Our strategy is proactive. Our intention is to help decision-makers, particularly policymakers, anticipate and understand emerging and systemic risks, as well as risk governance options, before they become urgent policy priorities. We identify issues with risk governance deficits and develop recommendations for improving their assessment, evaluation, communication and management.
For example, in 2018 we drew attention to risk that machine learning algorithms used in AI systems would pose when used for automating decisions (decision-making algorithms), without human control. In 2019, we drew attention to deepfakes and risks posed to misinformation and manipulation (forged authenticity). In 2023, the advent of generative AI used in large-language modelling (LLMs) such as GPT confirms the risk, with broad concerns that generative AI could pose to society, and truth and trust models.
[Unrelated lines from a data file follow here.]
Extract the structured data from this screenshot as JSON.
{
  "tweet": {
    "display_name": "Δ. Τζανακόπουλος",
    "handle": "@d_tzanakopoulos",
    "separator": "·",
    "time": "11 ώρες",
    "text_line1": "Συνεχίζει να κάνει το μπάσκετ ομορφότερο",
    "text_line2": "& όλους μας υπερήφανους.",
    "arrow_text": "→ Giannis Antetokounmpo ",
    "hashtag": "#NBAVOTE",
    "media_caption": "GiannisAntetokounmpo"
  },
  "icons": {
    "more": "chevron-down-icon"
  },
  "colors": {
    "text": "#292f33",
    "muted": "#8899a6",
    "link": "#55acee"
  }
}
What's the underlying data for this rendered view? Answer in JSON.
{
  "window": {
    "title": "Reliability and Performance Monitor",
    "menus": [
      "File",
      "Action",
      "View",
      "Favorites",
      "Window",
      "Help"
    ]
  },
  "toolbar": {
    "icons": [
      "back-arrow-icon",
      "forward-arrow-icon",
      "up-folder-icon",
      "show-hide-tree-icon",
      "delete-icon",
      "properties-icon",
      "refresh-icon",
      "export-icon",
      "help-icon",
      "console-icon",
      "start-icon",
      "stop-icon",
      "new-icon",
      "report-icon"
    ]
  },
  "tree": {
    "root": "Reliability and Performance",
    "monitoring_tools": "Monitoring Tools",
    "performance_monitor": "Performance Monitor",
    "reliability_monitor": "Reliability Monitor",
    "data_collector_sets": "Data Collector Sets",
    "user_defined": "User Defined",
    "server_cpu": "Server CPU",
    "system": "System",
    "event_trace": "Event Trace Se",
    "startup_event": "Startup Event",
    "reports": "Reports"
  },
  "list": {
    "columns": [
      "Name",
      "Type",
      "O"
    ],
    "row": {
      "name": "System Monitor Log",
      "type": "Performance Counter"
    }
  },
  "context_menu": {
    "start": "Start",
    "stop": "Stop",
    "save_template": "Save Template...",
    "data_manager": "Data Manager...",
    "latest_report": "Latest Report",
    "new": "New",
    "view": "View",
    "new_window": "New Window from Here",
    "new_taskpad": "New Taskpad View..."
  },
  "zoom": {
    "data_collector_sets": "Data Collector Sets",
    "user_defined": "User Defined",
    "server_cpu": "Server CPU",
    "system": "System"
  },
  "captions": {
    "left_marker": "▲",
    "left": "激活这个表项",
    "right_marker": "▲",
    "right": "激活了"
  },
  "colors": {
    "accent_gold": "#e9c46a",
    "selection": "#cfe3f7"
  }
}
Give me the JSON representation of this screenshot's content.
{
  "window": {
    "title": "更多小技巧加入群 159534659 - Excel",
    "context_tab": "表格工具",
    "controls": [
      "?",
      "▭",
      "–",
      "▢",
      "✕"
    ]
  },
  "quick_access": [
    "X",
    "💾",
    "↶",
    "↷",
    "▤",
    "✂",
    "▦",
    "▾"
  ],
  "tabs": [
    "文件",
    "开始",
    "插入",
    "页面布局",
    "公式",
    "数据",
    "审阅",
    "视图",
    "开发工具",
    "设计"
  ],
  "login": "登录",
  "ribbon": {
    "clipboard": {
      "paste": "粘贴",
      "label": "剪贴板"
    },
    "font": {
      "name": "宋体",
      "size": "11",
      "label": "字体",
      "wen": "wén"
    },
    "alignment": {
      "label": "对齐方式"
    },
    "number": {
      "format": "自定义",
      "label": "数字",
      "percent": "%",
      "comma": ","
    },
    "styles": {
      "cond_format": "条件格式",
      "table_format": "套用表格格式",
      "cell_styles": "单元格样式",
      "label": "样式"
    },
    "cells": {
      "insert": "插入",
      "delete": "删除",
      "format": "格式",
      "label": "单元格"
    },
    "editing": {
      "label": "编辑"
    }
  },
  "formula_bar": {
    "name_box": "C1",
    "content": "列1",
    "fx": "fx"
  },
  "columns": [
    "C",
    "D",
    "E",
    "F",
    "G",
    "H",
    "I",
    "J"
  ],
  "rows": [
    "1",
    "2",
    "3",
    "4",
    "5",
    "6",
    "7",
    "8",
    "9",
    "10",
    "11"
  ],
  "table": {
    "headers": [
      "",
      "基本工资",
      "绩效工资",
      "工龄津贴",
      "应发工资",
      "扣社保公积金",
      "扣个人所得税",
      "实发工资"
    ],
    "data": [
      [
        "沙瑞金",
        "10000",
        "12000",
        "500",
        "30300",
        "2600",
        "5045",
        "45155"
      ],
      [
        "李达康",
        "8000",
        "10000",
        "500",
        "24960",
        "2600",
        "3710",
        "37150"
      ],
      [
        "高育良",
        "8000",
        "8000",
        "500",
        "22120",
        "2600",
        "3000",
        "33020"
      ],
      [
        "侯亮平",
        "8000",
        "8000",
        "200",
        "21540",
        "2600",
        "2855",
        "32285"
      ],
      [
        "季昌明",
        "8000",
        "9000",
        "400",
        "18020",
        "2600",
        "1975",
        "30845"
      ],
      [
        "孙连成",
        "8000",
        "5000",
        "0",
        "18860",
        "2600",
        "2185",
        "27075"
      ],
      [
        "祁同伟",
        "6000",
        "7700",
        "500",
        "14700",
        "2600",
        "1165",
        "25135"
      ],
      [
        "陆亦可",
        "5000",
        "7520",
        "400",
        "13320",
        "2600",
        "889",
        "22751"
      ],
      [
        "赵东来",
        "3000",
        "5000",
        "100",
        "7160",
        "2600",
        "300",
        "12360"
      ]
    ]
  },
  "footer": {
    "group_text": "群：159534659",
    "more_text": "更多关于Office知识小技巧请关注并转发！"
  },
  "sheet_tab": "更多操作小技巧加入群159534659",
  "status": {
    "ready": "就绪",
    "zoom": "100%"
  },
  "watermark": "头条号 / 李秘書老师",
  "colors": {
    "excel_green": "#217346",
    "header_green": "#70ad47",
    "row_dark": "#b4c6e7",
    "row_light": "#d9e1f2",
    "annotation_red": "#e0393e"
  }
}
- Identifying potential risk issues at the earliest possible stage
- Understanding the issue and the associated risks, as well as the institutions, risk governance structures and processes that are currently in place for assessing and managing the risks
- Identifying governance gaps that hinder the efficacy of the existing risk governance structures and processes
- Making recommendations for overcoming these gaps.
Within its mission to improve global risk governance, IRGC is rooted in the principles of good governance and is:
- Open: project outcome is shared freely
- Accountable: science-based project work and recommendations are scrutinised via peer review before publication
- Collaborative: this lies at the heart of our approach and integrated working is vital
- Independent: this allows us to freely choose the subjects on which to focus, select experts and partner organisations with whom to collaborate, and design the appropriate governance recommendations to deal with the risks we address.